MANATEE -- There’s an old actor’s axiom about never sharing a scene with kids or animals.
County commissioners learned the rule first hand after an abandoned puppy now up for adoption shared the spotlight with a little girl who told the board that budget decisions had nothing to do with who is highest “on the food chain” but “it’s about what’s in your heart and soul.”
It didn’t take long for the two commissioners who had flagged the animal services budget for further information and consideration to “deflag” it.
Allie Francey, the pony-tailed little girl who took to the podium to convince commissioners to keep the county’s budget for animal services intact, told the board that she’s been helping out animal organizations for a while now.
“I love to go help with the dogs and cats,” she said. “It would make us sad if all the work we’ve done is wrecked.”
Even though she could barely reach the microphone to speak, Allie later admitted to commissioners that Thursday’s hearing was not her first government meeting.
Eloise Leibe, 11, soon followed.
“If this adoption center gets cut, the world will be a bad place,” she said. Her dogs were a comfort to her grandfather when he was dying of renal cancer she told the board. He looked forward to coming by and seeing the dogs. “When he was in the hospital before he died he said woof, woof for the dogs,” Eloise said.
But it really didn’t take the kids and puppies in the audience to convince commissioners that residents care about the county’s adoption services and don’t want that budget to be cut. About 30 minutes before the meeting a crowd of about 350 animal advocates gathered across the street from the county commission building, waving signs, walking dogs and shouting their support for shelter animals.
Denise Deisler, executive director for the Humane Society of Manatee County, announced to the crowd that the commissioners had received more than 1,000 letters and e-mail in support of the county’s adoption services and keeping the Animal Services budget fully funded.
Manatee county budgets usually garner a handful of speakers at public hearings, commissioners said, and rarely get the kind of attention or elicit the kind of passion that this one did.
Many in the crowd wore green shirts in support of animals, or with dog or cat logos.
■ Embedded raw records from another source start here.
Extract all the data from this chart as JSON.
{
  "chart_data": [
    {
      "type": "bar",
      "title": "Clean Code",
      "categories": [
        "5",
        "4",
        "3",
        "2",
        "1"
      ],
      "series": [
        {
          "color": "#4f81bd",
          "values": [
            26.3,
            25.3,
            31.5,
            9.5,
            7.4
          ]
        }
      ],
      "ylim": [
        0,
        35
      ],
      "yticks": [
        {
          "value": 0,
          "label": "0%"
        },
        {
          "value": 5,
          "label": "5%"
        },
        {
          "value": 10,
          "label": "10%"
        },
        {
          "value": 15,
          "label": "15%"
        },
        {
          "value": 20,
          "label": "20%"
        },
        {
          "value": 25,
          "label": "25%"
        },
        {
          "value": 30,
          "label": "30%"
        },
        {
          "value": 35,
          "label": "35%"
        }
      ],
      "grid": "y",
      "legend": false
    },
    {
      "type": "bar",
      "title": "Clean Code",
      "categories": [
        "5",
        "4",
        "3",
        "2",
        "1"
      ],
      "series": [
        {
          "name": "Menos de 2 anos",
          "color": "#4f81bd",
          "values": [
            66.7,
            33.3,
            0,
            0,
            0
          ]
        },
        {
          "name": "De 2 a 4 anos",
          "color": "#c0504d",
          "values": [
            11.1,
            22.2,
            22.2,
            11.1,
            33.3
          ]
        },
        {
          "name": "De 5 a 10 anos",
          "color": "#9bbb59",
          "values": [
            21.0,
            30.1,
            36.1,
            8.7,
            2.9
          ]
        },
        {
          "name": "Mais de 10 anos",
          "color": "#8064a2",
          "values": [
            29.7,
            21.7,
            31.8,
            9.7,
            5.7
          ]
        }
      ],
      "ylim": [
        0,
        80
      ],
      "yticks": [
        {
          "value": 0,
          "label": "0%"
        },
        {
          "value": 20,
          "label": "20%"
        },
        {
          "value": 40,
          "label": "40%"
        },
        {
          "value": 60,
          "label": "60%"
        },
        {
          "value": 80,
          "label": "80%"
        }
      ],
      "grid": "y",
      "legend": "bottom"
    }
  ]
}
There was also jewelry, including an “I Love Dogs” pin, and people carried photos of their adopted animals. It seemed everyone had a story to tell about a rescued animal and several people brought their dogs with them, some were rescues, others were not.
The cause enticed Manatee High School student Allison Cosgrove, 16, to attend her first rally for a cause.
“I love animals and I don’t think they should be killed,” she said.
At the meeting several people spoke out in support of not only keeping the county’s adoption services, but taking it further toward the goal of making Manatee County a no-kill community.
Scott Clulow told commissioner that by making Manatee County a no-kill county they will be able to save money on animal services in the long term.
“As animal advocates we are very supportive of trying to make this a no-kill community,” he said. “Instead of being short-sighted, let’s save money the right way.”
Laurie Crawford, who is on the county’s Animal Services Advisory Board, said that keeping the county’s adoption services will help move the county toward becoming a no-kill community.
Barb Keegan said that by cutting adoption services the county will be moving back to “the dark ages” when kill rates were higher and animals coming into the shelters weren’t vaccinated or treated for illnesses.
Commissioner Joe McClash, who originally flagged the animal services budget for further consideration, was the first to speak after all of the public comments.
“We did it again,” he said. “All we have to do is have a little controversy to get a crowd out.”
McClash said he is impressed with the county’s new downtown adoption center, which is far more visible than the county’s animal services building in Palmetto.
“We need more of that,” he told the crowd. “It was a mixed message that got out. I didn’t have the intention of cutting what the administrator presented.”
Rather, he said, his idea about sending animals from the county shelter to pet stores where they could be sold, was more about expanding pet adoptions.
Commissioner Donna Hayes who “co-flagged” the item, said she too was just looking at ways to outsource the adoption services.
“I was trying to get you to think like we do,” Hayes told the crowd packed into the commission chambers. “We have all of these services to look at. Our challenge is to see if there’s a more efficient way to do this.”
Carol Whitmore, county commission chairwoman, then asked McClash and Hayes whether they wanted to leave the flag on the animal services budget for further discussions in July.
“Flags aren’t about the budget,” McClash said. “The purpose of flagging is about getting more information. It was never anything about reducing the budget.”
Hayes quickly responded that she wanted to “de-flag” the item if McClash would agree.
Whitmore promised to bring back a proposal to make Manatee County a no-kill community once the budget is approved and that the plan will not cost the county any money beyond what is already in the budget.